The award was given at IEEE International Symposium on Parallel and Distributed Processing with Applications (ISPA) for the work on "Framework-Agnostic Optimisation of Repeated Skewed Joins at Massive Scale".

Briefly, what is your research about?
”I am conducting research in several domains, including scalable machine learning/deep learning, and data-intensive computing platforms. At the moment, together with my students, we are working on three research projects: distributed deep learning, reinforcement learning, and explainability. In the first project, we tackle challenges of training big neural networks using massive training datasets. Two popular approaches are data-parallelisation and model-parallelisation, and we are considering both. In the second project, we are working on generalised reinforcement learning for game playing. Our goal is to train agents that perform well in new games similar to but different from their training environments. The third project is on the topic of explainability, where we want to create a model that generates a text explanation of multi-modal inputs.”
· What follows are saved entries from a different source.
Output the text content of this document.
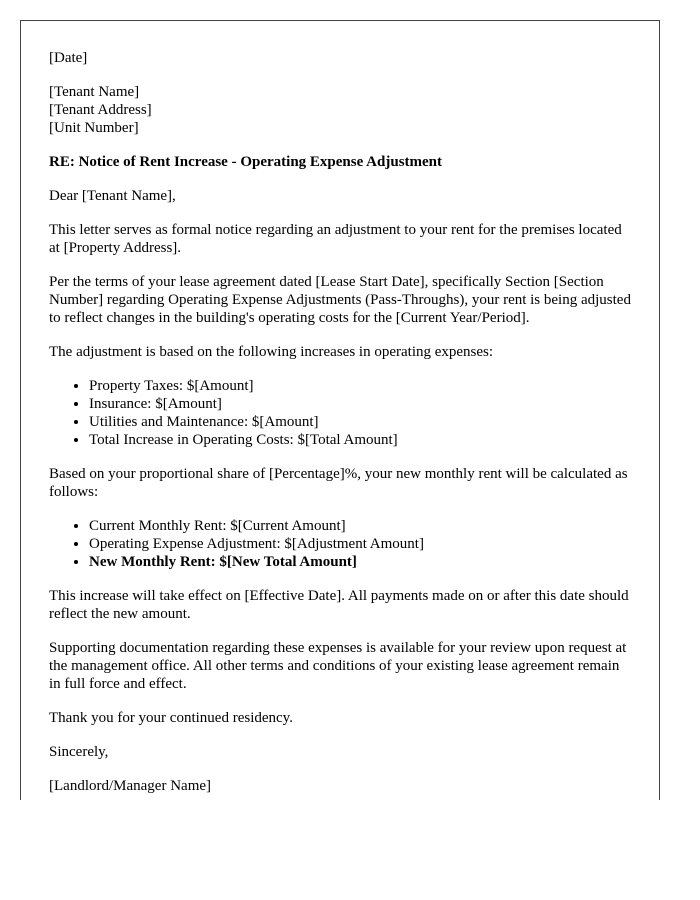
[Date]

[Tenant Name]

[Tenant Address]

[Unit Number]

RE: Notice of Rent Increase - Operating Expense Adjustment

Dear [Tenant Name],

This letter serves as formal notice regarding an adjustment to your rent for the premises located at [Property Address].

Per the terms of your lease agreement dated [Lease Start Date], specifically Section [Section Number] regarding Operating Expense Adjustments (Pass-Throughs), your rent is being adjusted to reflect changes in the building's operating costs for the [Current Year/Period].

The adjustment is based on the following increases in operating expenses:

• Property Taxes: $[Amount]
• Insurance: $[Amount]
• Utilities and Maintenance: $[Amount]
• Total Increase in Operating Costs: $[Total Amount]

Based on your proportional share of [Percentage]%, your new monthly rent will be calculated as follows:

• Current Monthly Rent: $[Current Amount]
• Operating Expense Adjustment: $[Adjustment Amount]
• New Monthly Rent: $[New Total Amount]

This increase will take effect on [Effective Date]. All payments made on or after this date should reflect the new amount.

Supporting documentation regarding these expenses is available for your review upon request at the management office. All other terms and conditions of your existing lease agreement remain in full force and effect.

Thank you for your continued residency.

Sincerely,

[Landlord/Manager Name]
What do you think is the most exciting research going on right now within your field?
”AI systems are becoming more prevalent nowadays, and we are witnessing that many new conferences (e.g., MLSys), workshops (e.g., EuroMLSys), and journals (e.g., JSys) with a focus on this topic are appearing. One of the interesting topics in this domain is scalable platforms for automatically building end-to-end machine learning pipelines, where the researchers are interested in substituting the experts in making the machine learning pipelines with a smart and data-driven component.”

What problems do you hope to solve with your research, in let’s say 5 or 10 years?
”I'd like to enable more people to use AI systems. Nowadays, AI systems are mainly used by AI experts or computer systems experts. There is still a lot of work needed to make these systems available and easy to use across various domains and for all people. I hope in the near future, you do not need to necessarily be an AI expert to take advantage of these powerful models, and I'd be happy if my research results can pave the way towards this goal.”